Right to Life spokesman Ken Orr told the newspaper he was appalled at the woman's death and it was outrageous that Dr Nitschke was teaching people about getting drugs and getting away with it.
Dr Nitschke told the newspaper it was "arrogant and paternalistic" to review someone else's decision about when to die.
"You're not in her shoes. She obviously made an assessment and decided her life was not worth living any more. You can't simply look at the medical records."
However, he admitted most people found euthanasia more palatable for severely ill patients.
"I don't doubt if we had prevented her to have access to do what she did, she would have gone and done it in a far more common way."
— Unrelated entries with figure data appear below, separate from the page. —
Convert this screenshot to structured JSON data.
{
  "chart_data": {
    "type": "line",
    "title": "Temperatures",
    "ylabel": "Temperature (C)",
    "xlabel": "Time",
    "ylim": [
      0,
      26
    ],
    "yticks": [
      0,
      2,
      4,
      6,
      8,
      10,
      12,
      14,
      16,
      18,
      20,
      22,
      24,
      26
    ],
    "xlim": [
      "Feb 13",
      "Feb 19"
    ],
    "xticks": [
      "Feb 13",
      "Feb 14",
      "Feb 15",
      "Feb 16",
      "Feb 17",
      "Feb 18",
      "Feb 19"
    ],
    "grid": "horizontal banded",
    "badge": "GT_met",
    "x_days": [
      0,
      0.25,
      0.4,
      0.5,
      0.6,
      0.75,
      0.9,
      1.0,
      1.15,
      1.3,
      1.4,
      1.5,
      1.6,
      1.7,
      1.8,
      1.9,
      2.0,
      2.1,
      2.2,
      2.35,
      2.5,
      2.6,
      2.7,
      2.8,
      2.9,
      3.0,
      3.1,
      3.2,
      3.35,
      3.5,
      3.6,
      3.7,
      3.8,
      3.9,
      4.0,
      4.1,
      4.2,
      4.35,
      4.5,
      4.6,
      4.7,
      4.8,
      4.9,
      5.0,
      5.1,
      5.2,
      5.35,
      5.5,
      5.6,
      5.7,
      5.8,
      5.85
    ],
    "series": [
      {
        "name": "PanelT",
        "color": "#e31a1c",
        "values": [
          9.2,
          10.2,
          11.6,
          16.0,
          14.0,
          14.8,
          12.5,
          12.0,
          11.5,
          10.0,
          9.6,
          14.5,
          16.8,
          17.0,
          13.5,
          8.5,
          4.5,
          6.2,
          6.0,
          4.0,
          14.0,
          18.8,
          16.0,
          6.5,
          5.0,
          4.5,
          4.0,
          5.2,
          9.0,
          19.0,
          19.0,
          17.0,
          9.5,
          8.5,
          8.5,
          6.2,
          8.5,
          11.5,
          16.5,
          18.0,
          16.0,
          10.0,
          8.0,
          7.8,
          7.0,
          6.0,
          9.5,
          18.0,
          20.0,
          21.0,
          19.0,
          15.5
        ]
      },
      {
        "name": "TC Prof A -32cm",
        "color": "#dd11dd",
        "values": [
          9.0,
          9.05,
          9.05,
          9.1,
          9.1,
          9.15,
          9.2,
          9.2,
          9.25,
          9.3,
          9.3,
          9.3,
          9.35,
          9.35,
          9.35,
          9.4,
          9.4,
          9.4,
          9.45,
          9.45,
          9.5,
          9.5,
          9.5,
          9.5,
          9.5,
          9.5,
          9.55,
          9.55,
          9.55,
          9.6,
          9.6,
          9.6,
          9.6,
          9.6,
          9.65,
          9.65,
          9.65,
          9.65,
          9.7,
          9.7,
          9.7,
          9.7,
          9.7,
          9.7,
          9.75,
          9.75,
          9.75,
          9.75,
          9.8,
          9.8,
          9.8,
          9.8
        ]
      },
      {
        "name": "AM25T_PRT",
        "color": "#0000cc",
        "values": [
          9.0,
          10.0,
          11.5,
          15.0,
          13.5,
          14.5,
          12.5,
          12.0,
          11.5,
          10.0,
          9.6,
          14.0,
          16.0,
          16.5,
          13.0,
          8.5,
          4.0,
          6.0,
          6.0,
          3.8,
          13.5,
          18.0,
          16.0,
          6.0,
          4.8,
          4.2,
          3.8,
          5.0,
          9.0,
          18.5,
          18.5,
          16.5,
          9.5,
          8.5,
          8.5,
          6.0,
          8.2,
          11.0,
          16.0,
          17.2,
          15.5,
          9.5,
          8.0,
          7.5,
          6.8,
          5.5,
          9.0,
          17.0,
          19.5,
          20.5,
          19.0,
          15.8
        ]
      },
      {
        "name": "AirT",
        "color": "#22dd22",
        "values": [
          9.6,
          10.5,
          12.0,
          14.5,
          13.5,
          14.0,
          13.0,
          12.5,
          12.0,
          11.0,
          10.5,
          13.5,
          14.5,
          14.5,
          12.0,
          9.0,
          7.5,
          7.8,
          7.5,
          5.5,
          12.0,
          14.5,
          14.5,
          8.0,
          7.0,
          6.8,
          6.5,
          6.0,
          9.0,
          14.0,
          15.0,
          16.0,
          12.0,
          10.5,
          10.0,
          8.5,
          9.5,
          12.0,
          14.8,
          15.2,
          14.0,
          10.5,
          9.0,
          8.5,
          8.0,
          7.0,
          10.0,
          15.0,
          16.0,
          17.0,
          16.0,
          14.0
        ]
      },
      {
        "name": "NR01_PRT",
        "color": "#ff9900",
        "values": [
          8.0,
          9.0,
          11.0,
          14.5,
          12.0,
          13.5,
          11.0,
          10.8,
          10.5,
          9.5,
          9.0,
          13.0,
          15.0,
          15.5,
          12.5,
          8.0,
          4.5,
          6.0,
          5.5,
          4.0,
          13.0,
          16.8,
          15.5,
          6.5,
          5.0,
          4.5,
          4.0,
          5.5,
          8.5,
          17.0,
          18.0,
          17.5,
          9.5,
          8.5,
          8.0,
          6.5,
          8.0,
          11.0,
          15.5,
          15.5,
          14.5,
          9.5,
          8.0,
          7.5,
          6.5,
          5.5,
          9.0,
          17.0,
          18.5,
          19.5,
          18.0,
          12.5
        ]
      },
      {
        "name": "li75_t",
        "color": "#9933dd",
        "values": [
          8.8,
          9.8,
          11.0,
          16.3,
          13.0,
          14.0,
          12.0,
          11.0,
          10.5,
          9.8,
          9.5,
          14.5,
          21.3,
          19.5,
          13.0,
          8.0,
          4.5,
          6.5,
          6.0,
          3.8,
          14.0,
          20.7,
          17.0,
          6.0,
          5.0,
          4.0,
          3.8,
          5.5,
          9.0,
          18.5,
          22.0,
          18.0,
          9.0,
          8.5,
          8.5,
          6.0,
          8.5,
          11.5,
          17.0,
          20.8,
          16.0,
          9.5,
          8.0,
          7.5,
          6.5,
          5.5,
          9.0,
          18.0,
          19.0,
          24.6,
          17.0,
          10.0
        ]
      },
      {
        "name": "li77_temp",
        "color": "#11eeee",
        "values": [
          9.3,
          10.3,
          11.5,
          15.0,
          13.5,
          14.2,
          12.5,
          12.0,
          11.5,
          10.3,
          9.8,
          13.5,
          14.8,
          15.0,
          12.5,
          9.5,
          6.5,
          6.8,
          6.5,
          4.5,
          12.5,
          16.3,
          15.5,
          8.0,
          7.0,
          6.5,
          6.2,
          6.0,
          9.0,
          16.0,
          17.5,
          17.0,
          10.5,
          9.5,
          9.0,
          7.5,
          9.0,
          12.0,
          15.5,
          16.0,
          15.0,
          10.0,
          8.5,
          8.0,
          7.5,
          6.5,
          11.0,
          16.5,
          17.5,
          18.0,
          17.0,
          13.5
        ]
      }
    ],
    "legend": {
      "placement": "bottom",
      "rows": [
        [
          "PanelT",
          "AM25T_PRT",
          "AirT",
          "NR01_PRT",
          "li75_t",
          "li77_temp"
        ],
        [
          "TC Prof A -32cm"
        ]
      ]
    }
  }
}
Fifteen New Zealanders have travelled to Mexico on Exit International tours to buy the class C drug, which is illegal to import or possess in New Zealand without proper authority, and others have gone independently.
The woman, 68, was a life member of Exit International and one of its earliest members.
"She joined the organisation not because she was unwell but because she was a person who wanted control," Dr Nitschke said.
The woman suffered osteoarthritis, high blood pressure, type-2 diabetes and an underactive thyroid, called hypothyroidism. She was also on medication for depression for about nine months, which her doctor attributed to her husband's death about five years earlier.
She asked Dr Nitschke for advice about buying the drug in Mexico. Dr Nitschke said he sent her photographs telling her what shops to buy from and what to buy.
The woman was found dead in her inner Wellington apartment on March 26, 2006.
Mr Orr said Dr Nitschke gave advice to a woman who was not in a stable frame of mind and should be held partly responsible for her death.